Now you’re shoulder-to-shoulder with a few hundred of your newest friends. People are kicking, arms are flying, goggles get knocked, the water might be cold, and you can’t see much of anything. Your brain reads all of that as a potential threat and hits the gas on your fight-or-flight response. Heart rate spikes. Breathing shortens. Stroke falls apart. This isn’t a fitness issue — it’s sensory overload.
You may be starting hard. Here’s one of the biggest mistakes I see: strong swimmers treating the first 200 yards like it’s a sprint. Adrenaline is pumping, everyone surges forward, and before you know it you’re swimming way above your sustainable effort. Once your breathing gets out of control in the water, panic isn’t far behind.
The fix is simple, but not always easy: Start slower than you think you need to. Give yourself two or three minutes to settle in. Let your breathing find a rhythm. Then build into your effort. The athletes who look smooth out there? They didn’t accidentally find that pace — they chose it.

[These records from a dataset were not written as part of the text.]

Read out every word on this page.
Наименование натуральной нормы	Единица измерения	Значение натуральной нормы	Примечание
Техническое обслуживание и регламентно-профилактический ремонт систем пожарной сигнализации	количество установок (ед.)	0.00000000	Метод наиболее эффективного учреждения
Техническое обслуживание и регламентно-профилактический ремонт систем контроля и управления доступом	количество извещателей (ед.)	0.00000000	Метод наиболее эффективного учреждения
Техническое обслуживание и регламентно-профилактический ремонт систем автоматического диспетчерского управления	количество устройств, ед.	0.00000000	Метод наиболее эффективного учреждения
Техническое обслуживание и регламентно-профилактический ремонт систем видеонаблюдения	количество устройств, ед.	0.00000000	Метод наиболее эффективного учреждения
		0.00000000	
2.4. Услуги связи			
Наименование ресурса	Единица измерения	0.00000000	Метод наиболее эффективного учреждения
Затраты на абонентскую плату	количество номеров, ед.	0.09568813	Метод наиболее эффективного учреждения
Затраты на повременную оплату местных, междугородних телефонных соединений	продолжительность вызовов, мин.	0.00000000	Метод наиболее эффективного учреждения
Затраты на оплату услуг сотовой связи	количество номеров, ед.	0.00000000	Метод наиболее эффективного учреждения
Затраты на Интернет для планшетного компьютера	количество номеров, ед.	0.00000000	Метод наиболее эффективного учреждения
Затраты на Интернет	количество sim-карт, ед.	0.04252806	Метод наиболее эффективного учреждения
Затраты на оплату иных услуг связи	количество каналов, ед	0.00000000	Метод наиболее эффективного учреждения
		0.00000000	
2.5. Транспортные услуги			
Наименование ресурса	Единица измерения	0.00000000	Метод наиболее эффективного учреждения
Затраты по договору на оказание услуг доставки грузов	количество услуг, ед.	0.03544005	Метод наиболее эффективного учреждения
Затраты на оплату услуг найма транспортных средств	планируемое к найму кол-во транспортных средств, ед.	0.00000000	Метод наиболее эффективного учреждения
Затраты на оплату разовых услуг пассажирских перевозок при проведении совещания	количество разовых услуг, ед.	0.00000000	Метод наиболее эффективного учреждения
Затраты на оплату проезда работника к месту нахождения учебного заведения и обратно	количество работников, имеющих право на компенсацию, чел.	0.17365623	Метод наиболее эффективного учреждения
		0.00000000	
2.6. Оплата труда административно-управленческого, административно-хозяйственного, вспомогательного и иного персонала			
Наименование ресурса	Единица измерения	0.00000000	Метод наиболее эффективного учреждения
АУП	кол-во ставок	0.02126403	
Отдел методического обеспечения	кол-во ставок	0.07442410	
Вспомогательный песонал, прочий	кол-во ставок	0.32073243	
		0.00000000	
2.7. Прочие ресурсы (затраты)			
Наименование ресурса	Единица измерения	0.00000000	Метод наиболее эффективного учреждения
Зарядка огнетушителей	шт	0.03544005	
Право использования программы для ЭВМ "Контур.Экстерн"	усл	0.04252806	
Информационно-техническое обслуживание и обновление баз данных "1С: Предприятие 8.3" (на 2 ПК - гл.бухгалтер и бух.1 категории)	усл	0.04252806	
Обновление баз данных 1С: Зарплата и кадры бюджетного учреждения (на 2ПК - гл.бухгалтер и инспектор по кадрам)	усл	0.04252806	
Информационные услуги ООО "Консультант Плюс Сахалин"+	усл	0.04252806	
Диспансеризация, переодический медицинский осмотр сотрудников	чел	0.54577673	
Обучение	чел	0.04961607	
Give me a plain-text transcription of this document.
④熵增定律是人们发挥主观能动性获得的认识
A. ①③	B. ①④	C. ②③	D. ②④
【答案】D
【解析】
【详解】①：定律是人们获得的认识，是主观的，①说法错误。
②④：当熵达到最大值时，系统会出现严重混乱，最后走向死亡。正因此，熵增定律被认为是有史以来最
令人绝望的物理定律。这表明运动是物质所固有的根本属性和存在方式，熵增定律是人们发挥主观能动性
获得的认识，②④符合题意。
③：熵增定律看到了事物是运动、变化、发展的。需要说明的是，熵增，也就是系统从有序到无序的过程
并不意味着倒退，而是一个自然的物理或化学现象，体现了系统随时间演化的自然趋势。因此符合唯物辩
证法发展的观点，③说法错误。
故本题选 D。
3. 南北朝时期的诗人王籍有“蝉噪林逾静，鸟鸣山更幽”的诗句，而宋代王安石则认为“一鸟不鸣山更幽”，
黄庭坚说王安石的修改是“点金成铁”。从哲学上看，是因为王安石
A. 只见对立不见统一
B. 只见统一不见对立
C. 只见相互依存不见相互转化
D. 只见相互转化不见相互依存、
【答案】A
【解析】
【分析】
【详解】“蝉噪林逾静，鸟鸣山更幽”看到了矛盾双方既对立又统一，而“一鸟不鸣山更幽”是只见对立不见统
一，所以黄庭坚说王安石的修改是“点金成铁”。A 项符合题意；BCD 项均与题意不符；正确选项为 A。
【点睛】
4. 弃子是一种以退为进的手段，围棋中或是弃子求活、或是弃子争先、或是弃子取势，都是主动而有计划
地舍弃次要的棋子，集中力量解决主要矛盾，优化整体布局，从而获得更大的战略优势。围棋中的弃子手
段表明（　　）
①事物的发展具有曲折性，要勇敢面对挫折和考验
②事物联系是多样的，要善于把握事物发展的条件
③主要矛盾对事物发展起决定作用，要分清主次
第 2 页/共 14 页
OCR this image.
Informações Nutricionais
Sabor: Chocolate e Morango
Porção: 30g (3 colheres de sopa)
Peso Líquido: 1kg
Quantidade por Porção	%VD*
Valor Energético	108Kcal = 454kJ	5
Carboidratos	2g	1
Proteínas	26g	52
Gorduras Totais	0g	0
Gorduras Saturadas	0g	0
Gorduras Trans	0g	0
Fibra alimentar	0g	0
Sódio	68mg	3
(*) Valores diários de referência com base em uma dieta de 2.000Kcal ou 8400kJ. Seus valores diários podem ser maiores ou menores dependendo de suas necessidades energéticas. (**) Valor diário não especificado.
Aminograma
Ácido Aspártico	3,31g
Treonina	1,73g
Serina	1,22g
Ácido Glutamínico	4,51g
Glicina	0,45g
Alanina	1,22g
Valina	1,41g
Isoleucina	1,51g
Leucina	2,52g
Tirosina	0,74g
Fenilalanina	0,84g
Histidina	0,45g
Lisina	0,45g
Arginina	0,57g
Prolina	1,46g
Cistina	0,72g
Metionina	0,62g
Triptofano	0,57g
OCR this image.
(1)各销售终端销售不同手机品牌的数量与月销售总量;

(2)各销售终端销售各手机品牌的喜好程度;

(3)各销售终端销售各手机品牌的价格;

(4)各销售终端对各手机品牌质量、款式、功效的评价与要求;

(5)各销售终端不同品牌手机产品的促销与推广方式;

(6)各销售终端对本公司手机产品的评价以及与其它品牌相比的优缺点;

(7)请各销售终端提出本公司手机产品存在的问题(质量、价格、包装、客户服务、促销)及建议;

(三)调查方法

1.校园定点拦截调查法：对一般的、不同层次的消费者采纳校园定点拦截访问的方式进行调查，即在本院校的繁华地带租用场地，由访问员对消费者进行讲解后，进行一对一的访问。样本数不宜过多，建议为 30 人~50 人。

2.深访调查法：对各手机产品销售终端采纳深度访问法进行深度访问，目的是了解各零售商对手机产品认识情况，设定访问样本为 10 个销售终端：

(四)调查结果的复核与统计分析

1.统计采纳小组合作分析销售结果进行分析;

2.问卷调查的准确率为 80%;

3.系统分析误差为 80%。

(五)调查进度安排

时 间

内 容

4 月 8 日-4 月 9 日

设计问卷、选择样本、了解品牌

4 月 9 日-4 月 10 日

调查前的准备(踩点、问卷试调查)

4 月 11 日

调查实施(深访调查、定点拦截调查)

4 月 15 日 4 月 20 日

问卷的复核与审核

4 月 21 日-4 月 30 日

Clear water is fast water. There is zero prize for starting front and center if it means you spend the next five minutes getting swum over. If you tend to get anxious, seed yourself a little wider or a row back. Yes, you might swim a few extra yards. You know what you won’t be doing? Fighting for oxygen.
If You Feel Panic Rising, Reset. Even experienced athletes do this. Roll onto your back for a few seconds. Switch to breaststroke. Lift your head and take a couple controlled breaths. That is not failure; it is smart racing.
The biggest thing I want you to focus on is the exhale. When athletes panic, they often hold their breath without realizing it. Long, intentional exhales tell your nervous system to calm down. You’d be amazed how quickly your heart rate drops.
Warm Up. Please. Jumping straight into a race at full effort is a shock to the system. If the race allows it, get in the water for even five minutes beforehand. Put your face in. Blow bubbles. Get your breathing under control. No swim warmup available? Do some light cardio on land and focus on steady breathing. Just don’t let the race start be the hardest effort your body has felt all morning.
Train for Reality. Pool fitness is great. But comfort comes from familiarity. If you can, practice in open water. Learn what your stroke feels like without that black line guiding you. Get used to sighting. Experience a little chaos before race day. No lake nearby? Simulate stress in the pool. Swim continuous instead of stopping at the wall. Share a crowded lane. Take away some of that predictability.
Bad goggles and a too-tight wetsuit can turn manageable nerves into full-blown stress. Choose goggles that match the conditions so you can actually see. And your wetsuit should feel supportive; not like it’s squeezing the life out of your rib cage. If you can’t breathe comfortably on land, it’s not getting better in the water. Comfort equals speed. Every time.
The swim isn’t something to survive. It’s your chance to start the day controlled, smooth, and confident. Even veteran triathletes get those “whoa, okay” moments in open water. The difference is they don’t fight it, they manage it.
Start calm. Control your breathing. Do that, and the swim stops feeling chaotic and starts feeling like momentum. Once that happens, the rest of your race tends to go a whole lot better.